陰陽両虚の方に使うのは、八味地黄丸(はちみじおうがん)や牛車腎気丸(ごしゃじんきがん)などです。
高血圧に効く漢方薬のよくある質問
ここでは、高血圧に効く漢方薬の、よくある質問に回答します。
1.漢方薬と高血圧の薬は一緒に飲めますか?
甘草(かんぞう)という生薬が配合されている漢方薬は要注意です。甘草には抗アレルギー作用や解毒作用などいろいろな薬効があるので、昔から多くの漢方薬に使用されています。甘草の有効成分のグリチルリチンには、腎臓内のホルモン量を下げる働きがあり、その結果高血圧を引き起こす可能性があります。

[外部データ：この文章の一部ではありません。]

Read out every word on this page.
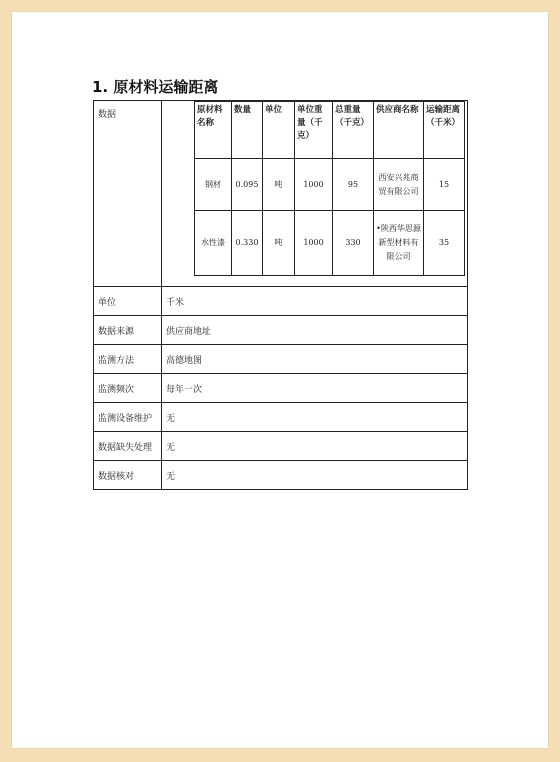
1. 原材料运输距离
数据		原材料名称	数量	单位	单位重量（千克）	总重量（千克）	供应商名称	运输距离（千米）
钢材	0.095	吨	1000	95	西安兴兆商贸有限公司	15
水性漆	0.330	吨	1000	330	•陕西华思源新型材料有限公司	35

单位	千米
数据来源	供应商地址
监测方法	高德地图
监测频次	每年一次
监测设备维护	无
数据缺失处理	无
数据核对	无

適切な高血圧治療のために、服用している医薬品は漢方薬も含めて、正確に医師に言いましょう。
2.漢方で高血圧は治療できますか?
漢方薬は西洋薬に比べると降圧効果は緩やかです。しかし自律神経の乱れが原因だったり、肩こりやイライラなどの随伴症状が強かったりする場合に効果を期待できます。
3.更年期高血圧に効く漢方薬は何ですか?
同じ更年期高血圧といっても、他の症状が違うので、効く漢方薬は人によって違います。しかし、一般的には柴胡(さいこ)という生薬が入っている柴胡剤(さいこざい)が有効だと言われています。
漢方薬で血圧を下げたい場合は医師に相談しよう!
高血圧症は放置すると、動脈硬化性疾患を発症し命に関わることになる危険な疾患です。治療は一般的な降圧薬を使うのが基本で、漢方薬はあくまでそのサポートとして使います。そのため漢方薬で血圧を下げたい場合は、担当医に相談しましょう。